Ankara menace d'une offensive contre les Kurdes, Washington gronde — Syrie

Claudine Rigal
Août 8, 2019

Le président turc Recep Tayyip Erdogan a affirmé mardi que les opérations lancées par Ankara contre la milice kurde syrienne YPG, soutenue par Washington, entreraient dans une "nouvelle phase très bientôt".

Des responsables militaires américains se trouvaient, mardi, à Ankara pour tenter de parvenir à un accord au lendemain de discussions infructueuses.

La Turquie a affirmé dernièrement que si les propositions américaines n'étaient pas "satisfaisantes", elle lancerait une opération en Syrie en vue d'établir une zone sécurisée de façon unilatérale. Une offensive visant la milice kurde des YPG, les unités de protection du peuple.

Peu avant le discours du président turc, le chef du Pentagone, Mark Esper, avait prévenu qu'une offensive turque contre les combattants kurdes dans le nord de la Syrie serait "inacceptable".

Au sujet des négociations en cours sur la création d'une "zone de sécurité", M. Esper a indiqué que Washington tentait de "trouver (avec les Turcs) un arrangement qui réponde à leurs inquiétudes", évoquant des "progrès" sur "certains des points les plus importants".

Mardi, la presse turque a fait état de divergences profondes entre la Turquie et les Etats-Unis sur deux points principaux: Ankara veut une bande de 30 km de profondeur, plus que la formule proposée par Washington, et réclame le contrôle total de cette zone sécurisée dans le nord de la Syrie.

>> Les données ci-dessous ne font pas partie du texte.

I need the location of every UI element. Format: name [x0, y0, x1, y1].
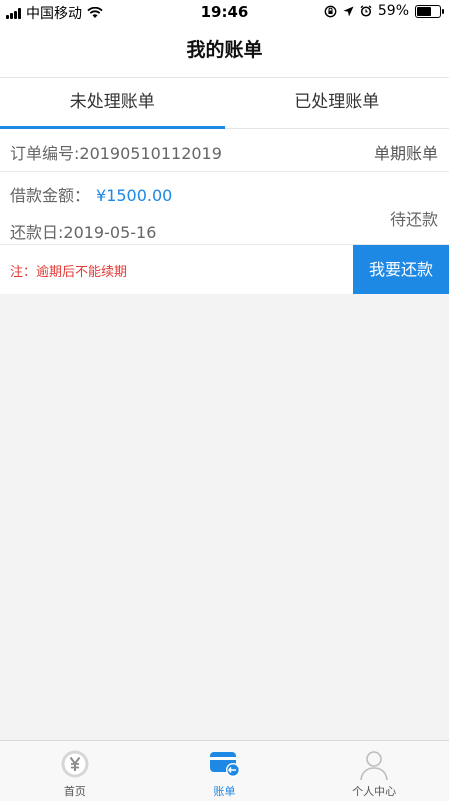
- bill-info-row: 借款金额： ¥1500.00 还款日:2019-05-16 待还款: [0, 172, 449, 245]
- user-icon: [358, 749, 390, 781]
- loan-amount: 借款金额： ¥1500.00: [10, 182, 172, 206]
- tab-unprocessed-bills[interactable]: 未处理账单: [0, 78, 225, 128]
- tabbar-label-bills: 账单: [150, 783, 300, 799]
- bill-header-row: 订单编号:20190510112019 单期账单: [0, 129, 449, 172]
- tabbar-item-home[interactable]: 首页: [0, 741, 150, 801]
- repay-button[interactable]: 我要还款: [353, 245, 449, 294]
- order-number: 订单编号:20190510112019: [10, 140, 222, 164]
- battery-level: [417, 7, 431, 16]
- status-bar-right: 59%: [324, 3, 441, 19]
- overdue-note: 注：逾期后不能续期: [10, 261, 127, 280]
- tabbar-label-home: 首页: [0, 783, 150, 799]
- bill-card-icon: [209, 749, 241, 779]
- loan-amount-value: ¥1500.00: [96, 186, 172, 205]
- loan-amount-label: 借款金额：: [10, 186, 90, 205]
- bill-status: 待还款: [390, 206, 438, 230]
- location-arrow-icon: [343, 6, 354, 17]
- rotation-lock-icon: [324, 5, 337, 18]
- page-title: 我的账单: [0, 24, 449, 77]
- bill-card[interactable]: 订单编号:20190510112019 单期账单 借款金额： ¥1500.00 还…: [0, 129, 449, 294]
- tab-processed-bills[interactable]: 已处理账单: [225, 78, 449, 128]
- tabbar-item-bills[interactable]: 账单: [150, 741, 300, 801]
- battery-icon: [415, 5, 441, 18]
- navbar: 我的账单: [0, 24, 449, 78]
- alarm-icon: [360, 5, 372, 17]
- battery-percent: 59%: [378, 3, 409, 19]
- bill-action-row: 注：逾期后不能续期 我要还款: [0, 245, 449, 294]
- bill-type: 单期账单: [374, 140, 438, 164]
- yen-icon: [60, 749, 90, 779]
- bill-tabs: 未处理账单 已处理账单: [0, 78, 449, 129]
- tabbar-label-profile: 个人中心: [299, 783, 449, 799]
- tabbar-item-profile[interactable]: 个人中心: [299, 741, 449, 801]
- due-date: 还款日:2019-05-16: [10, 219, 156, 243]
- status-bar: 中国移动 19:46 59%: [0, 0, 449, 24]
- bottom-tab-bar: 首页 账单 个人中心: [0, 740, 449, 801]
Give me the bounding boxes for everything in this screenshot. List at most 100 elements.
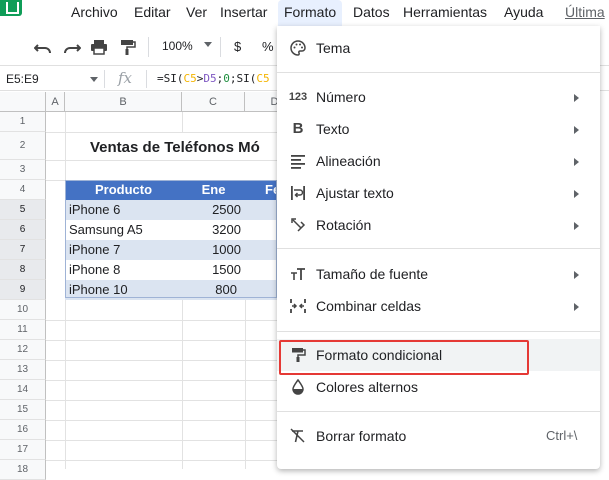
menu-datos[interactable]: Datos	[353, 4, 390, 20]
clear-format-icon	[290, 428, 306, 444]
last-edit-link[interactable]: Última	[565, 4, 605, 20]
table-cell-product[interactable]: Samsung A5	[65, 220, 182, 240]
row-header[interactable]: 4	[0, 180, 46, 200]
formula-ref-c5: C5	[183, 72, 197, 85]
row-header[interactable]: 13	[0, 360, 46, 380]
menu-item-combinar-celdas[interactable]: Combinar celdas	[277, 290, 600, 322]
print-icon[interactable]	[90, 39, 108, 55]
table-cell-ene[interactable]: 3200	[182, 220, 245, 240]
percent-format-button[interactable]: %	[262, 39, 274, 54]
chevron-down-icon	[204, 42, 212, 47]
menu-editar[interactable]: Editar	[134, 4, 171, 20]
toolbar-separator	[220, 37, 221, 57]
menu-item-colores-alternos[interactable]: Colores alternos	[277, 371, 600, 403]
menu-item-label: Número	[316, 89, 366, 105]
row-header[interactable]: 1	[0, 112, 46, 132]
table-cell-feb[interactable]	[245, 200, 277, 220]
gridline	[46, 400, 277, 401]
menu-item-borrar-formato[interactable]: Borrar formato Ctrl+\	[277, 420, 600, 452]
chevron-right-icon	[574, 271, 579, 279]
table-cell-feb[interactable]	[245, 240, 277, 260]
formula-sep2: ;SI(	[229, 72, 257, 85]
row-header[interactable]: 3	[0, 160, 46, 180]
select-all-corner[interactable]	[0, 92, 46, 112]
chevron-right-icon	[574, 190, 579, 198]
chevron-right-icon	[574, 158, 579, 166]
menu-item-tema[interactable]: Tema	[277, 32, 600, 64]
menu-item-label: Formato condicional	[316, 347, 443, 363]
row-header[interactable]: 15	[0, 400, 46, 420]
column-header-c[interactable]: C	[182, 92, 245, 112]
menu-item-ajustar-texto[interactable]: Ajustar texto	[277, 177, 600, 209]
menu-insertar[interactable]: Insertar	[220, 4, 267, 20]
table-header-feb[interactable]: Fe	[245, 180, 277, 200]
row-header[interactable]: 10	[0, 300, 46, 320]
menu-item-formato-condicional[interactable]: Formato condicional	[277, 339, 600, 371]
row-header[interactable]: 8	[0, 260, 46, 280]
menu-divider	[277, 72, 600, 73]
chevron-right-icon	[574, 303, 579, 311]
redo-icon[interactable]	[63, 39, 81, 55]
table-cell-ene[interactable]: 1500	[182, 260, 245, 280]
table-cell-product[interactable]: iPhone 10	[65, 280, 182, 300]
table-cell-product[interactable]: iPhone 6	[65, 200, 182, 220]
row-header[interactable]: 9	[0, 280, 46, 300]
table-cell-product[interactable]: iPhone 8	[65, 260, 182, 280]
menu-item-texto[interactable]: B Texto	[277, 113, 600, 145]
bold-icon: B	[292, 120, 304, 137]
currency-format-button[interactable]: $	[234, 39, 241, 54]
row-header[interactable]: 14	[0, 380, 46, 400]
table-cell-ene[interactable]: 800	[182, 280, 245, 300]
sheets-logo-icon[interactable]	[0, 0, 22, 16]
table-cell-ene[interactable]: 2500	[182, 200, 245, 220]
zoom-select[interactable]: 100%	[162, 39, 193, 53]
menu-item-label: Rotación	[316, 217, 372, 233]
menu-item-label: Ajustar texto	[316, 185, 394, 201]
sheet-title[interactable]: Ventas de Teléfonos Mó	[90, 139, 260, 156]
menu-ayuda[interactable]: Ayuda	[504, 4, 543, 20]
menu-archivo[interactable]: Archivo	[71, 4, 118, 20]
undo-icon[interactable]	[34, 39, 52, 55]
paint-roller-icon	[290, 347, 306, 363]
merge-icon	[290, 298, 306, 314]
formula-zero: 0	[223, 72, 230, 85]
menu-item-label: Texto	[316, 121, 350, 137]
paint-format-icon[interactable]	[118, 39, 136, 55]
table-header-ene[interactable]: Ene	[182, 180, 245, 200]
table-header-producto[interactable]: Producto	[65, 180, 182, 200]
column-header-a[interactable]: A	[46, 92, 65, 112]
table-cell-feb[interactable]	[245, 280, 277, 300]
menu-item-alineacion[interactable]: Alineación	[277, 145, 600, 177]
menu-item-rotacion[interactable]: Rotación	[277, 209, 600, 241]
menu-herramientas[interactable]: Herramientas	[403, 4, 487, 20]
font-size-icon	[290, 266, 306, 282]
row-header[interactable]: 6	[0, 220, 46, 240]
row-header[interactable]: 16	[0, 420, 46, 440]
menu-formato[interactable]: Formato	[278, 0, 343, 26]
menu-item-label: Tamaño de fuente	[316, 266, 429, 282]
menu-item-shortcut: Ctrl+\	[546, 428, 578, 443]
fx-icon: fx	[118, 69, 133, 87]
palette-icon	[290, 40, 306, 56]
row-header[interactable]: 11	[0, 320, 46, 340]
gridline	[46, 160, 277, 161]
table-cell-ene[interactable]: 1000	[182, 240, 245, 260]
menu-item-numero[interactable]: 123 Número	[277, 81, 600, 113]
formula-separator	[104, 70, 105, 88]
row-header[interactable]: 7	[0, 240, 46, 260]
row-header[interactable]: 5	[0, 200, 46, 220]
name-box[interactable]: E5:E9	[6, 72, 39, 86]
column-header-b[interactable]: B	[65, 92, 182, 112]
chevron-down-icon	[90, 77, 98, 82]
menu-item-tamano-fuente[interactable]: Tamaño de fuente	[277, 258, 600, 290]
number-format-icon: 123	[288, 91, 308, 103]
menu-item-label: Combinar celdas	[316, 298, 422, 314]
row-header[interactable]: 12	[0, 340, 46, 360]
formula-input[interactable]: =SI(C5>D5;0;SI(C5	[157, 72, 270, 85]
gridline	[245, 300, 246, 469]
menu-ver[interactable]: Ver	[186, 4, 207, 20]
row-header[interactable]: 2	[0, 132, 46, 160]
row-header[interactable]: 17	[0, 440, 46, 460]
table-cell-product[interactable]: iPhone 7	[65, 240, 182, 260]
row-header[interactable]: 18	[0, 460, 46, 480]
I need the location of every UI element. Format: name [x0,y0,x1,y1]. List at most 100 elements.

De son côté, Ankara avait renouvelé, lundi, son appel aux États-Unis pour qu'ils cessent de soutenir la milice YPG, considérée comme un "groupe terroriste" et une menace pour sa sécurité nationale.

Or, les États-Unis et d'autres pays occidentaux, comme la France, soutiennent les YPG dans leur combat contre l'organisation État islamique (OEI).

"Si nous ne faisons pas aujourd'hui ce qui est nécessaire, nous serons contraints de le faire demain en payant un plus lourd tribut", a-t-il ajouté lors d'une conférence retransmise à la télévision.

Les relations entre les Etats-Unis et la Turquie se sont dégradées ces dernières années, notamment en raison du soutien de Washington aux combattants kurdes.

En 2018, la Turquie a pris le contrôle de l'enclave kurde d'Afrine, dans le nord-ouest de la Syrie, après une offensive terrestre et aérienne de deux mois qui a poussé à la fuite des dizaines de milliers de personnes. Ankara attaquera les combattants kurdes dans le nord-est de la Syrie "à la première occasion", a assuré un haut responsable kurde syrien, Aldar Khalil, dans un entretien, lundi, à l'AFP.

Ces dernières semaines, les médias turcs ont fait état de l'envoi de véhicules militaires et d'unités de commandos vers des localités turques à proximité de la frontière syrienne. "Tant que les [zones contrôlées par les YPG] n'auront pas disparu, la Turquie ne se sentira pas en sécurité", a-t-il ajouté.

Selon lui, les groupes kurdes, qui refusent toute présence turque dans cette région, avaient accepté une zone tampon de 5 km de large mais Ankara a refusé cette proposition.